Aún así, la UIT asegura que esas naciones están en camino para llegar a más del 90% de cobertura de banda ancha móvil, al menos con tecnología 3G. Asimismo, la organización considera que el precio de conexión a Internet es relativamente accesible. De acuerdo con la proyección de la Comisión de Banda Ancha en 2020 la cobertura de redes móviles con 3G llegará al 97% de la población de los países en desarrollo. Además, los gastos de banda ancha móvil caerán de 9,7% del producto bruto interno en 2017 al 2,7% en 2020.
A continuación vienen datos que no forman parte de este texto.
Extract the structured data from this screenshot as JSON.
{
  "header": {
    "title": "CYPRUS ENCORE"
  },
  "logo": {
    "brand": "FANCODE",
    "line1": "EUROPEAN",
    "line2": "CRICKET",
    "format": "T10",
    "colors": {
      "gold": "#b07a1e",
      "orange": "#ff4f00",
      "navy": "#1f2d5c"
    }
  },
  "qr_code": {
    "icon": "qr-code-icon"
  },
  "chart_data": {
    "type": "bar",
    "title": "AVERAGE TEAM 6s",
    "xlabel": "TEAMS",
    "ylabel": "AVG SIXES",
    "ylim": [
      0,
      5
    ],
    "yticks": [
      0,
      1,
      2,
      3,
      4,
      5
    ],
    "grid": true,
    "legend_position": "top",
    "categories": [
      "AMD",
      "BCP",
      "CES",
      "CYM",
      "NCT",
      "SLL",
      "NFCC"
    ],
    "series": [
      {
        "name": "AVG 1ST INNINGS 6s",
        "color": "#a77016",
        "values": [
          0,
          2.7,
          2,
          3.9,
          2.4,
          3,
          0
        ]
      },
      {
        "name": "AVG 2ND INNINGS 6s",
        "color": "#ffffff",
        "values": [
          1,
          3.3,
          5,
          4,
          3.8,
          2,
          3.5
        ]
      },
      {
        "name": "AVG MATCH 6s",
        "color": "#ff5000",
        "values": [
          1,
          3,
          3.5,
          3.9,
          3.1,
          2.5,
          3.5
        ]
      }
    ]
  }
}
Pese a estos esfuerzos y crecimiento, los países menos desarrollados aún contarán con 800 millones de personas offline en 2020, lo que significa que menos del 20% de la población total de esas naciones no utilizarán Internet. La organización destaca que muchas personas no tienen habilidades para conectarse, y destaca la necesidad de que los gobiernos aumenten la conexión por medio de planes de TICs estratégicos en el sector y en políticas educacionales.

Por otra parte, la Comisión de Banda Ancha de la UIT estableció nuevas metas para la inclusión digital, estas alcanzan los 3.800 millones de personas, es decir la mitad de la población mundial. Es importante destacar que hace un año la UIT había concluido que las metas de conectividad no iban a poder ser alcanzadas para 2020, por ese motivo modificó la fecha límite a 2025.

La idea es promover la expansión de la infraestructura y del acceso a banda ancha para la población actualmente desconectada. En apoyo a las Metas de Desarrollo Sustentable establecidas por las Naciones Unidas para 2015. Para eso la UIT espera alcanzar antes de 2025 entre otras metas que todos los países tengan una estrategia nacional para la incorporación de banda ancha, o la inclusión de conectividad en su definición de acceso y servicios universales.

Otra de las metas establecidas destaca que todos los servicios de banda ancha deben ser económicamente accesibles en los países en desarrollo. Para ello destaca que es necesario que los servicios de conectividad equivalgan a menos del 2% de la renta mensual per capita.  También se fija como meta que la penetración de banda ancha debe alcanzar el 75% del planeta, siendo el 65% en los países en desarrollo y el 35% en los menos desarrollados.

Además, el informe de la UIT establece como meta que el 60% de los jóvenes y adultos deben tener el mínimo de conocimientos para llevar adelante habilidades digitales sustentables. En otras palabras, es necesario que se eduque a la población para que pueda aprovechar la conectividad y sus beneficios, la alfabetización digital es una de las metas propuestas por el estudio.

En línea con este último punto, la UIT destaca como meta que el 40% de la población mundial use servicios financieros digitales. Es importante destacar que este tipo de servicios están entre los más evolucionados del mundo digital, además forman parte de una importante herramienta contra el lavado de dinero y la evasión fiscal.

Por último, el organismo remarca que es necesario que la igualdad de género deberá ser atendida en todas las metas. La equidad de género es uno de los trabajos más arduos de la UIT y los distintos países que la componen, debido a que aún existen grandes diferencias en el acceso entre hombres y mujeres en el mundo.

Pese a enumerar estos objetivos, el organismo por el momento no actualizó los datos referentes  a las inversiones necesarias para promover conectividad al mitad del planeta. En 2016 la UIT la había estimado en US$ 450.000 millones y se mantiene a lo largo de los años.

El estudio desplegado por la UIT muestra los esfuerzos que se realizan a nivel global para reducir la brecha digital. Es importante destacar que es necesario un aporte de los diferentes países en lo que respecta a incentivar a la industria en el desarrollo de los servicios de banda ancha, ya sea facilitando el acceso al espectro, flexibilizando las trabas burocráticas en el tendido de infraestructura o reduciendo las cargas impositivas sobre los componentes de redes de telecomunicaciones y los dispositivos de acceso.